Lukaniuk M. Transient and reversible photo-stimulated transformations in films of chalcogenide vitreous semiconductors and interference lithography on their basis.

The thesis describes the results of the research of photoinduced effects such as successive positive photoresistive process and photoetching effect which are observed in annealed thin films of chalcogenide vitreous semiconductors, or, in other words, chalcogenide glasses (ChGs). The effect of photoetching in annealed ChG films has been described. The essence of this effect is the photostimulated increasing of the solubility of the exposured areas of ChG films at simultaneous exposure and etching. It has been established that the photoetching effect is based on transient changes in thin ChG films, which exist during irradiation only and disappear rapidly after switching off, at the same time, the basis of the successive photoresistive process is reversible photochanging. The phenomenology has been investigated and the mechanisms of the investigated photoetching and successive photoresistive effects in annealed ChG films have been proposed. Photoresist based on photo-etching and successive photoresist etching effects have been developed, and the technology of interference photolithography using these photoresists has been implemented.It has been demonstrated that application of processes on transient and reversible photostimulated transformations in annealed ChG layers in interference lithography allows to use more environmentally friendly non-organic photoresists on the basis of germanium-containing chalcogenide compounds to obtain periodic 1-D and 2-D structures with high quality surface and homogeneity on large scale substrates.
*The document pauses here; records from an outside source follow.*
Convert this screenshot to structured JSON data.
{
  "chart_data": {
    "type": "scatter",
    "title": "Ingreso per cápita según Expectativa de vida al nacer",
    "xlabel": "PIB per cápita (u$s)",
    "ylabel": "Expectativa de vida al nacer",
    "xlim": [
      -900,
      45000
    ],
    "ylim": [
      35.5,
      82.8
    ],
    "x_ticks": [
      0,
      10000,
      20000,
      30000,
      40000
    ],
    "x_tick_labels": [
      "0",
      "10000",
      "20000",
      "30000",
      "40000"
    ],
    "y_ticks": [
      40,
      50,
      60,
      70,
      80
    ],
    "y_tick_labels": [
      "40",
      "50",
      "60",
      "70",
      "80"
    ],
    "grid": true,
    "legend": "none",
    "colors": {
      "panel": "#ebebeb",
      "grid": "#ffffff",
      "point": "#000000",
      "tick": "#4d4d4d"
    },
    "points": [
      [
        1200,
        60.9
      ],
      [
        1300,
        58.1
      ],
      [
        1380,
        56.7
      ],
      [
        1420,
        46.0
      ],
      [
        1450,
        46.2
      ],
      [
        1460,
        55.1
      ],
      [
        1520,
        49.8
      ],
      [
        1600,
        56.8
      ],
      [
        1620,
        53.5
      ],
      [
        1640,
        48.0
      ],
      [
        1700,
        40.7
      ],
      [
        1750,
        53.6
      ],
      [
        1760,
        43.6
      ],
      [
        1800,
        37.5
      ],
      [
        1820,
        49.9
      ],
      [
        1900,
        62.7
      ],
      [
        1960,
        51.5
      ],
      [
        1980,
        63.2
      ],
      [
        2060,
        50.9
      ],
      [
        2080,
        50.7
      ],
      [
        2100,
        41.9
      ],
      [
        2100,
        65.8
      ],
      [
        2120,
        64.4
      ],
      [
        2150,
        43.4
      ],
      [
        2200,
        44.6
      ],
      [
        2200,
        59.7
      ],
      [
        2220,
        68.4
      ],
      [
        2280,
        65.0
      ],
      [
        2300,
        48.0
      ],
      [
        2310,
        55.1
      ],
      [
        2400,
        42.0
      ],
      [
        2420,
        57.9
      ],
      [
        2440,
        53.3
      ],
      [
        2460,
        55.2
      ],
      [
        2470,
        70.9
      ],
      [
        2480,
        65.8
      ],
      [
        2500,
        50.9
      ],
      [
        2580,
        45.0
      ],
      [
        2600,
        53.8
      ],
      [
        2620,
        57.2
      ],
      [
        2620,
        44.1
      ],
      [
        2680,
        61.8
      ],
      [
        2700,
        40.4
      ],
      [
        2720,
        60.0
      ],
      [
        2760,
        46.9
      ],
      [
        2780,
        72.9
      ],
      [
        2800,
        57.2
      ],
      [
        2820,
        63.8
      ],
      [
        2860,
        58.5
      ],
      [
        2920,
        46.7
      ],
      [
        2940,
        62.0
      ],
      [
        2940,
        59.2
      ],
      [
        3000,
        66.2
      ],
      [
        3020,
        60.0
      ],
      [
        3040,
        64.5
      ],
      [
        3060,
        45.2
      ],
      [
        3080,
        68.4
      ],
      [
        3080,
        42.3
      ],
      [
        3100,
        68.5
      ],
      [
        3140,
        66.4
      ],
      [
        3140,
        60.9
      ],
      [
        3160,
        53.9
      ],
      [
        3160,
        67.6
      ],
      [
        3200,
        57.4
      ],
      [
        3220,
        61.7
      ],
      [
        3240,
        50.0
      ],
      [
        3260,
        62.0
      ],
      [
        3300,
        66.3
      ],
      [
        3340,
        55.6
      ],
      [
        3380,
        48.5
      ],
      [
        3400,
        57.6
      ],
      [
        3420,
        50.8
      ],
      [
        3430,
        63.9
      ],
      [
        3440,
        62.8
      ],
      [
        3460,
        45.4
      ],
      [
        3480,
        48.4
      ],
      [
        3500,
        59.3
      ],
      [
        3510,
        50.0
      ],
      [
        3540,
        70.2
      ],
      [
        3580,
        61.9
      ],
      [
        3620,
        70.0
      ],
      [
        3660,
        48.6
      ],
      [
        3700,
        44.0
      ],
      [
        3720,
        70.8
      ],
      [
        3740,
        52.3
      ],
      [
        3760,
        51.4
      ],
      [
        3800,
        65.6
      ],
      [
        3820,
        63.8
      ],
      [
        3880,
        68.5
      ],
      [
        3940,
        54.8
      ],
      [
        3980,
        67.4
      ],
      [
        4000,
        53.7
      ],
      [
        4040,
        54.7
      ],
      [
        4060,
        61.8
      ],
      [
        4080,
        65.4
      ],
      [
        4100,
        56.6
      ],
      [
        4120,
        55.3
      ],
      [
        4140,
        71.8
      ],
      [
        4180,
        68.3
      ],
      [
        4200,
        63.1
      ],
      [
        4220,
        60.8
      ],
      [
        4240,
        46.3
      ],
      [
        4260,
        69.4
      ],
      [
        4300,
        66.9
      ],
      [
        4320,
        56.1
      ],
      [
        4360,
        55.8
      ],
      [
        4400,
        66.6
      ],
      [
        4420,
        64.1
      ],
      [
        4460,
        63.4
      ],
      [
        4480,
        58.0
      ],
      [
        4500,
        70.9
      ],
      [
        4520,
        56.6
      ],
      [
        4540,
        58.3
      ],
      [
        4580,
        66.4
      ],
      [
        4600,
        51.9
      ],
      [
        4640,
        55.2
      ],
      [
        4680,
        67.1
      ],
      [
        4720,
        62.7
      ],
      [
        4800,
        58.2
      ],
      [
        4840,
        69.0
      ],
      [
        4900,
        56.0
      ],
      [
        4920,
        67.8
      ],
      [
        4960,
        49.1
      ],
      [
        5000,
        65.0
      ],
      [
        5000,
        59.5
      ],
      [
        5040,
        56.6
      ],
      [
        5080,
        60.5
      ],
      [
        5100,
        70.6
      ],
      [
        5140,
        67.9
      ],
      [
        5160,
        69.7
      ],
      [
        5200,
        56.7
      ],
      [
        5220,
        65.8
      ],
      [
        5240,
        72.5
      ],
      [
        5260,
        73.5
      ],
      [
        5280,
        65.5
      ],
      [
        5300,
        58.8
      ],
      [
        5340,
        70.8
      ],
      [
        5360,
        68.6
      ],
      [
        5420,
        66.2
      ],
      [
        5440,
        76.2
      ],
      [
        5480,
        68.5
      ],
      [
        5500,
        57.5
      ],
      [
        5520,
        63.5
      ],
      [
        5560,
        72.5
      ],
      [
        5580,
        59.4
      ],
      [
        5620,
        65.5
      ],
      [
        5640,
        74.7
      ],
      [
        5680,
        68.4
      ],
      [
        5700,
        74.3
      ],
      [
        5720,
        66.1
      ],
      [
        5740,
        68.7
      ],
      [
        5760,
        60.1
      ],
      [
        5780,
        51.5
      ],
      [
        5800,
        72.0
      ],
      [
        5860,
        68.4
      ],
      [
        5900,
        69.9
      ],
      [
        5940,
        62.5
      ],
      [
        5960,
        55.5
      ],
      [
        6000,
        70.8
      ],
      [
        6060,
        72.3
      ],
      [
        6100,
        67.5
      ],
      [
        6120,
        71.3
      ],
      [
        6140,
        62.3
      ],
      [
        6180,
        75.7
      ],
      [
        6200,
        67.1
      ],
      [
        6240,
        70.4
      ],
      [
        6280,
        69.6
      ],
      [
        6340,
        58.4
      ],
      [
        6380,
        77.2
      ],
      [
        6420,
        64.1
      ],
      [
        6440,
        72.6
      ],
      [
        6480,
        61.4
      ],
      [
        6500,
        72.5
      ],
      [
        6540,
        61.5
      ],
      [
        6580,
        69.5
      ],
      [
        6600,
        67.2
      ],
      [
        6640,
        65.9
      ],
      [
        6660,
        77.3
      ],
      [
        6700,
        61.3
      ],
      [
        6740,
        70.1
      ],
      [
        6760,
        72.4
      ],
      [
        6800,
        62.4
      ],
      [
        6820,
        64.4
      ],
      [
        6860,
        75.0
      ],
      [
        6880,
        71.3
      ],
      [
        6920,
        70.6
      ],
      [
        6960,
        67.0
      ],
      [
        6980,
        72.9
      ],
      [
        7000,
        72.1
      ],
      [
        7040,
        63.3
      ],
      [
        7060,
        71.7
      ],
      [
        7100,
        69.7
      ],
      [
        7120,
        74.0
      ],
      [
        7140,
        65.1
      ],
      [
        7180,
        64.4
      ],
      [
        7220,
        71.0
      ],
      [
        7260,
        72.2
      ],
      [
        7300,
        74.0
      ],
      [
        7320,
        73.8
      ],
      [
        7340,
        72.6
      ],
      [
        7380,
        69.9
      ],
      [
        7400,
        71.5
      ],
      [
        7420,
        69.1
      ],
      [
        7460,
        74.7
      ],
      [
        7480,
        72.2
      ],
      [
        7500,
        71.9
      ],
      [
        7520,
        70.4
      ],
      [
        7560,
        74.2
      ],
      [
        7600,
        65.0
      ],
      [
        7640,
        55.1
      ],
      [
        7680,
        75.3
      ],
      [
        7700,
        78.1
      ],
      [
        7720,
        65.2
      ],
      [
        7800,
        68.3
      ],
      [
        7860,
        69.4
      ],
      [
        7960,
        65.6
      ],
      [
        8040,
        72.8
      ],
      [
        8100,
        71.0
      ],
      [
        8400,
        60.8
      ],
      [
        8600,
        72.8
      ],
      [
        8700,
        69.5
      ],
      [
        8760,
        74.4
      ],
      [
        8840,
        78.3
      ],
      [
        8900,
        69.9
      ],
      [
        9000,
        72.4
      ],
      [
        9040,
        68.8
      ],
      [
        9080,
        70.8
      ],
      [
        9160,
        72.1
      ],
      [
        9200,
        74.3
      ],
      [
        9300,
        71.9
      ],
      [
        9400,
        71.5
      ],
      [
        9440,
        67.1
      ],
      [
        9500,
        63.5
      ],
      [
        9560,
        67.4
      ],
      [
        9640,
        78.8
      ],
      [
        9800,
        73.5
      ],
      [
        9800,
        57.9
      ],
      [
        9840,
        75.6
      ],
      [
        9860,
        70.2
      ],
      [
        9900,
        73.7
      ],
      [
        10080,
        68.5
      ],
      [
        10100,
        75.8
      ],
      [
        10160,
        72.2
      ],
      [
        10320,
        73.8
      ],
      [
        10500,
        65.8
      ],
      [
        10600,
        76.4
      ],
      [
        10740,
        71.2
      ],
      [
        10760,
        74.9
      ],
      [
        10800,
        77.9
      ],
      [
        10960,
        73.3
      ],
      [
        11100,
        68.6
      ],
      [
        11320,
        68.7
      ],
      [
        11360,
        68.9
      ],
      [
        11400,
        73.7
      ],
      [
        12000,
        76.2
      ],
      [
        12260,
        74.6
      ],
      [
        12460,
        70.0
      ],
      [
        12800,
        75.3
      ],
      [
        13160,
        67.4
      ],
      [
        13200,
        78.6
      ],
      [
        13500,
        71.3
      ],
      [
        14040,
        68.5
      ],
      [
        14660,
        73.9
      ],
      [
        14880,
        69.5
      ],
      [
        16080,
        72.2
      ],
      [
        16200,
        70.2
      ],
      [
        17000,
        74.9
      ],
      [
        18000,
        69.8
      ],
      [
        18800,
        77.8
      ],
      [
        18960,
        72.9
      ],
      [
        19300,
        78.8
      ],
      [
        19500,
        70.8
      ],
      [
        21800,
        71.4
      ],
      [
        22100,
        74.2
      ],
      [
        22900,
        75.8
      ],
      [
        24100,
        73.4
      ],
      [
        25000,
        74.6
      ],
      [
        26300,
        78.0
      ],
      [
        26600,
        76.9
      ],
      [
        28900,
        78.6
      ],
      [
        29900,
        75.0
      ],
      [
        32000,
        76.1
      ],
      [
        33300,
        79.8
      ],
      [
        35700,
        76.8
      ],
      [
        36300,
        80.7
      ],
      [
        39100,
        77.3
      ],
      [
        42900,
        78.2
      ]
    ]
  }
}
Combining the methods of interference lithography and immersion with the usage of photoresists based on annealed ChG films allows to form structures with nanosized elements. The developed lithographic processes enable to form various periodic structures, in particular, diffraction periodic structures, subwave metal structures, microprofiliated plates, plasmonic structures (sensor chips with high sensitivity) on large scale substrates, and optical track records.